Os juízes não deixam de notar, no entanto, as hesitações e falhas de memória, supreendentes por ser Arrobas da Silva advogado e por ter representado José Carneiro num inquérito inicial, incorporado depois neste, quando Carneiro foi detido, no domingo de Páscoa, por usar identificação falsa. O tribunal nota que Arrobas da Silva, se não tinha nada a ver com os crimes, "seria elementar que lhe soassem todos os alarmes" pois tinha dado boleia de Lisboa ao mesmo indivíduo, e o natural seria rever todos os passos dados. Arrobas disse que esteve no casino no sábado e quando ia a sair voltou a encontrar Mohamed e Carneiro, tendo dado de novo boleia, agora para Lisboa. Explicação pouco credível para o tribunal.

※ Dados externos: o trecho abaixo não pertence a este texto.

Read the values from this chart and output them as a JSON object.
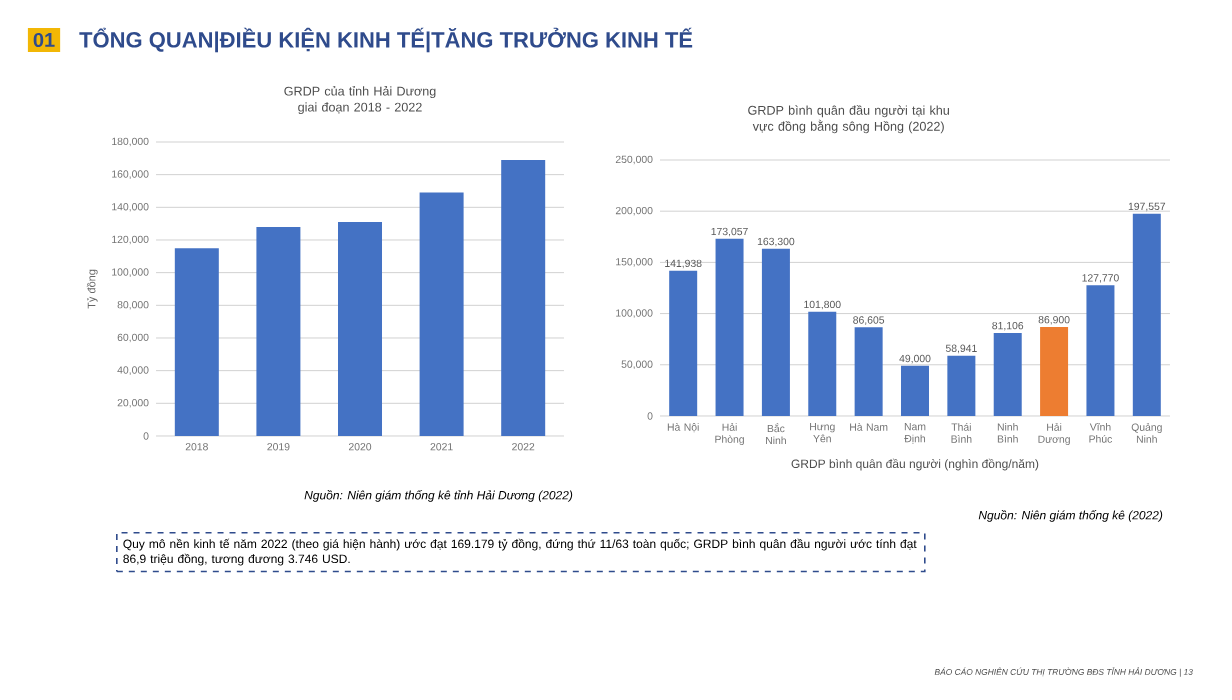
{
  "chart_data": [
    {
      "type": "bar",
      "title": "GRDP của tỉnh Hải Dương giai đoạn 2018 - 2022",
      "ylabel": "Tỷ đồng",
      "categories": [
        "2018",
        "2019",
        "2020",
        "2021",
        "2022"
      ],
      "values": [
        115000,
        128000,
        131000,
        149000,
        169000
      ],
      "color": "#4472c4",
      "ylim": [
        0,
        180000
      ],
      "yticks": [
        0,
        {
          "value": 20000,
          "label": "20,000"
        },
        {
          "value": 40000,
          "label": "40,000"
        },
        {
          "value": 60000,
          "label": "60,000"
        },
        {
          "value": 80000,
          "label": "80,000"
        },
        {
          "value": 100000,
          "label": "100,000"
        },
        {
          "value": 120000,
          "label": "120,000"
        },
        {
          "value": 140000,
          "label": "140,000"
        },
        {
          "value": 160000,
          "label": "160,000"
        },
        {
          "value": 180000,
          "label": "180,000"
        }
      ],
      "grid": "y",
      "annotations": [
        "01",
        "TỔNG QUAN|ĐIỀU KIỆN KINH TẾ|TĂNG TRƯỞNG KINH TẾ",
        "Nguồn: Niên giám thống kê tỉnh Hải Dương (2022)",
        "Quy mô nền kinh tế năm 2022 (theo giá hiện hành) ước đạt 169.179 tỷ đồng, đứng thứ 11/63 toàn quốc; GRDP bình quân đầu người ước tính đạt 86,9 triệu đồng, tương đương 3.746 USD.",
        "BÁO CÁO NGHIÊN CỨU THỊ TRƯỜNG BĐS TỈNH HẢI DƯƠNG | 13"
      ]
    },
    {
      "type": "bar",
      "title": "GRDP bình quân đầu người tại khu vực đồng bằng sông Hồng (2022)",
      "xlabel": "GRDP bình quân đầu người (nghìn đồng/năm)",
      "categories": [
        "Hà Nội",
        "Hải Phòng",
        "Bắc Ninh",
        "Hưng Yên",
        "Hà Nam",
        "Nam Định",
        "Thái Bình",
        "Ninh Bình",
        "Hải Dương",
        "Vĩnh Phúc",
        "Quảng Ninh"
      ],
      "values": [
        141938,
        173057,
        163300,
        101800,
        86605,
        49000,
        58941,
        81106,
        86900,
        127770,
        197557
      ],
      "value_labels": [
        "141,938",
        "173,057",
        "163,300",
        "101,800",
        "86,605",
        "49,000",
        "58,941",
        "81,106",
        "86,900",
        "127,770",
        "197,557"
      ],
      "colors": [
        "#4472c4",
        "#4472c4",
        "#4472c4",
        "#4472c4",
        "#4472c4",
        "#4472c4",
        "#4472c4",
        "#4472c4",
        "#ed7d31",
        "#4472c4",
        "#4472c4"
      ],
      "ylim": [
        0,
        250000
      ],
      "yticks": [
        0,
        {
          "value": 50000,
          "label": "50,000"
        },
        {
          "value": 100000,
          "label": "100,000"
        },
        {
          "value": 150000,
          "label": "150,000"
        },
        {
          "value": 200000,
          "label": "200,000"
        },
        {
          "value": 250000,
          "label": "250,000"
        }
      ],
      "grid": "y",
      "annotations": [
        "Nguồn: Niên giám thống kê (2022)"
      ]
    }
  ]
}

"No entender do tribunal não faz grande sentido a descrição realizada pelo arguido que dera boleia a dois indivíduos para o Porto, dos quais apenas conhecia um, não os questionando os motivos que os levavam lá", notam os juízes, entre outras discrepâncias de testemunho feito em sede instrutória e depois em julgamento. Mas o advogado fez uma compra no casino da Póvoa com o seu próprio cartão, de cinco mil euros, e isto valeu-lhe como justificação para ter trocado depois 15 mil euros em fichas. Foram ganhos no jogo, garantiu.
As fragilidades da defesa do advogado Arrobas da Silva não levam a condenação já que, entendeu o coletivo, "no limite, a demonstração de falsidade de um álibi não dispensa a prova dos factos que integram um ilícito". E assim, na dúvida decide-se pelo reu, "in dubio pro reo" foi dada como não provada a sua participação.

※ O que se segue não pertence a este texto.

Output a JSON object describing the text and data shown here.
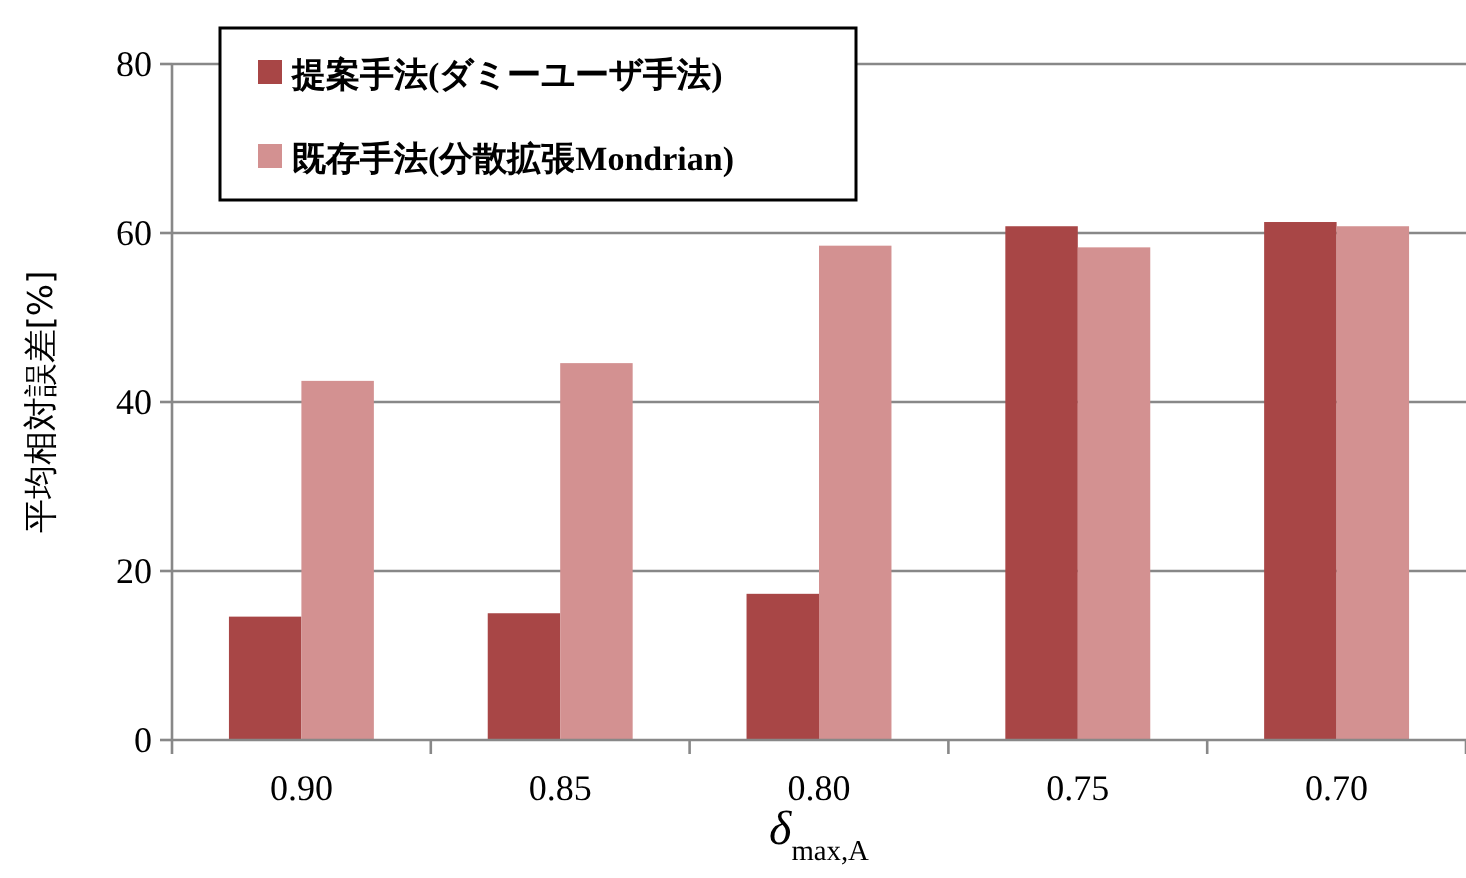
{
  "chart_data": {
    "type": "bar",
    "xlabel": "δ$_{max,A}$",
    "ylabel": "平均相対誤差[%]",
    "categories": [
      "0.90",
      "0.85",
      "0.80",
      "0.75",
      "0.70"
    ],
    "series": [
      {
        "name": "提案手法(ダミーユーザ手法)",
        "color": "#a84646",
        "values": [
          14.6,
          15.0,
          17.3,
          60.8,
          61.3
        ]
      },
      {
        "name": "既存手法(分散拡張Mondrian)",
        "color": "#d39191",
        "values": [
          42.5,
          44.6,
          58.5,
          58.3,
          60.8
        ]
      }
    ],
    "ylim": [
      0,
      80
    ],
    "yticks": [
      0,
      20,
      40,
      60,
      80
    ],
    "grid": "y",
    "legend": "top left"
  }
}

Também Júlio Lopes, o filho de Mohamed Halvan e um cidadão romeno (condenado no processo principal), foram todos absolvidos por não ter ficado provada a sua participação ou conhecimento dos crimes.

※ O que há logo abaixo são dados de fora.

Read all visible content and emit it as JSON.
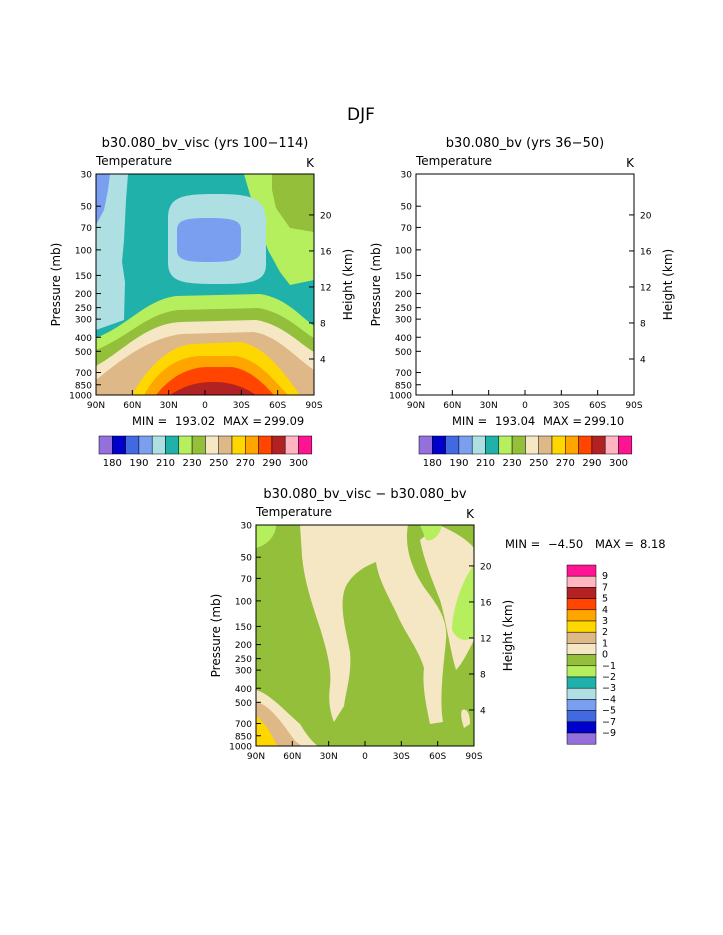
{
  "figure": {
    "title": "DJF"
  },
  "palette": {
    "colors": [
      "#9370db",
      "#0000cd",
      "#4169e1",
      "#7b9ff0",
      "#aee0e3",
      "#20b2aa",
      "#b6ef5e",
      "#93bf3a",
      "#f5e6c4",
      "#deb887",
      "#ffd700",
      "#ffa500",
      "#ff4500",
      "#b22222",
      "#ffb6c1",
      "#ff1493"
    ],
    "bar_labels": [
      "180",
      "190",
      "210",
      "230",
      "250",
      "270",
      "290",
      "300"
    ]
  },
  "diff_legend": {
    "labels": [
      "9",
      "7",
      "5",
      "4",
      "3",
      "2",
      "1",
      "0",
      "−1",
      "−2",
      "−3",
      "−4",
      "−5",
      "−7",
      "−9"
    ],
    "colors": [
      "#ff1493",
      "#ffb6c1",
      "#b22222",
      "#ff4500",
      "#ffa500",
      "#ffd700",
      "#deb887",
      "#f5e6c4",
      "#93bf3a",
      "#b6ef5e",
      "#20b2aa",
      "#aee0e3",
      "#7b9ff0",
      "#4169e1",
      "#0000cd",
      "#9370db"
    ]
  },
  "chart_data": [
    {
      "type": "contour",
      "title": "b30.080_bv_visc (yrs 100−114)",
      "variable_label": "Temperature",
      "units_label": "K",
      "xlabel": "",
      "ylabel": "Pressure (mb)",
      "y2label": "Height (km)",
      "x_ticks": [
        "90N",
        "60N",
        "30N",
        "0",
        "30S",
        "60S",
        "90S"
      ],
      "y_ticks": [
        "30",
        "50",
        "70",
        "100",
        "150",
        "200",
        "250",
        "300",
        "400",
        "500",
        "700",
        "850",
        "1000"
      ],
      "y_tick_values": [
        30,
        50,
        70,
        100,
        150,
        200,
        250,
        300,
        400,
        500,
        700,
        850,
        1000
      ],
      "y2_ticks": [
        "20",
        "16",
        "12",
        "8",
        "4"
      ],
      "y2_tick_values": [
        20,
        16,
        12,
        8,
        4
      ],
      "xlim": [
        -90,
        90
      ],
      "ylim": [
        1000,
        30
      ],
      "min_label": "MIN = ",
      "min": "193.02",
      "max_label": "MAX = ",
      "max": "299.09"
    },
    {
      "type": "contour",
      "title": "b30.080_bv (yrs 36−50)",
      "variable_label": "Temperature",
      "units_label": "K",
      "xlabel": "",
      "ylabel": "Pressure (mb)",
      "y2label": "Height (km)",
      "x_ticks": [
        "90N",
        "60N",
        "30N",
        "0",
        "30S",
        "60S",
        "90S"
      ],
      "y_ticks": [
        "30",
        "50",
        "70",
        "100",
        "150",
        "200",
        "250",
        "300",
        "400",
        "500",
        "700",
        "850",
        "1000"
      ],
      "y_tick_values": [
        30,
        50,
        70,
        100,
        150,
        200,
        250,
        300,
        400,
        500,
        700,
        850,
        1000
      ],
      "y2_ticks": [
        "20",
        "16",
        "12",
        "8",
        "4"
      ],
      "y2_tick_values": [
        20,
        16,
        12,
        8,
        4
      ],
      "xlim": [
        -90,
        90
      ],
      "ylim": [
        1000,
        30
      ],
      "min_label": "MIN = ",
      "min": "193.04",
      "max_label": "MAX = ",
      "max": "299.10"
    },
    {
      "type": "contour",
      "title": "b30.080_bv_visc − b30.080_bv",
      "variable_label": "Temperature",
      "units_label": "K",
      "xlabel": "",
      "ylabel": "Pressure (mb)",
      "y2label": "Height (km)",
      "x_ticks": [
        "90N",
        "60N",
        "30N",
        "0",
        "30S",
        "60S",
        "90S"
      ],
      "y_ticks": [
        "30",
        "50",
        "70",
        "100",
        "150",
        "200",
        "250",
        "300",
        "400",
        "500",
        "700",
        "850",
        "1000"
      ],
      "y_tick_values": [
        30,
        50,
        70,
        100,
        150,
        200,
        250,
        300,
        400,
        500,
        700,
        850,
        1000
      ],
      "y2_ticks": [
        "20",
        "16",
        "12",
        "8",
        "4"
      ],
      "y2_tick_values": [
        20,
        16,
        12,
        8,
        4
      ],
      "xlim": [
        -90,
        90
      ],
      "ylim": [
        1000,
        30
      ],
      "min_label": "MIN = ",
      "min": "−4.50",
      "max_label": "MAX = ",
      "max": "8.18"
    }
  ]
}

Este processo tem, de resto, semelhanças e arguidos comuns com um de maior dimensão que teve decisão em primeira instância em 2013 e se encontra ainda em fase de recurso. No Tribunal de Monsanto foi julgado um grupo que desviava e falsificava cheques. Foi um mega-processo com 45 arguidos, em que 35 acabaram condenados.
Nesse caso, Arrobas da Silva foi condenado a três anos e meio por cada um dos dois crimes provados (burla qualificada na forma tentada e falsificação de documentos), mas em cúmulo jurídico o tribunal determinou a pena única de quatro anos e meio de prisão efetiva, tendo absolvido o advogado dos crimes de associação criminosa e branqueamento de capitais, à semelhança de todos os restantes arguidos.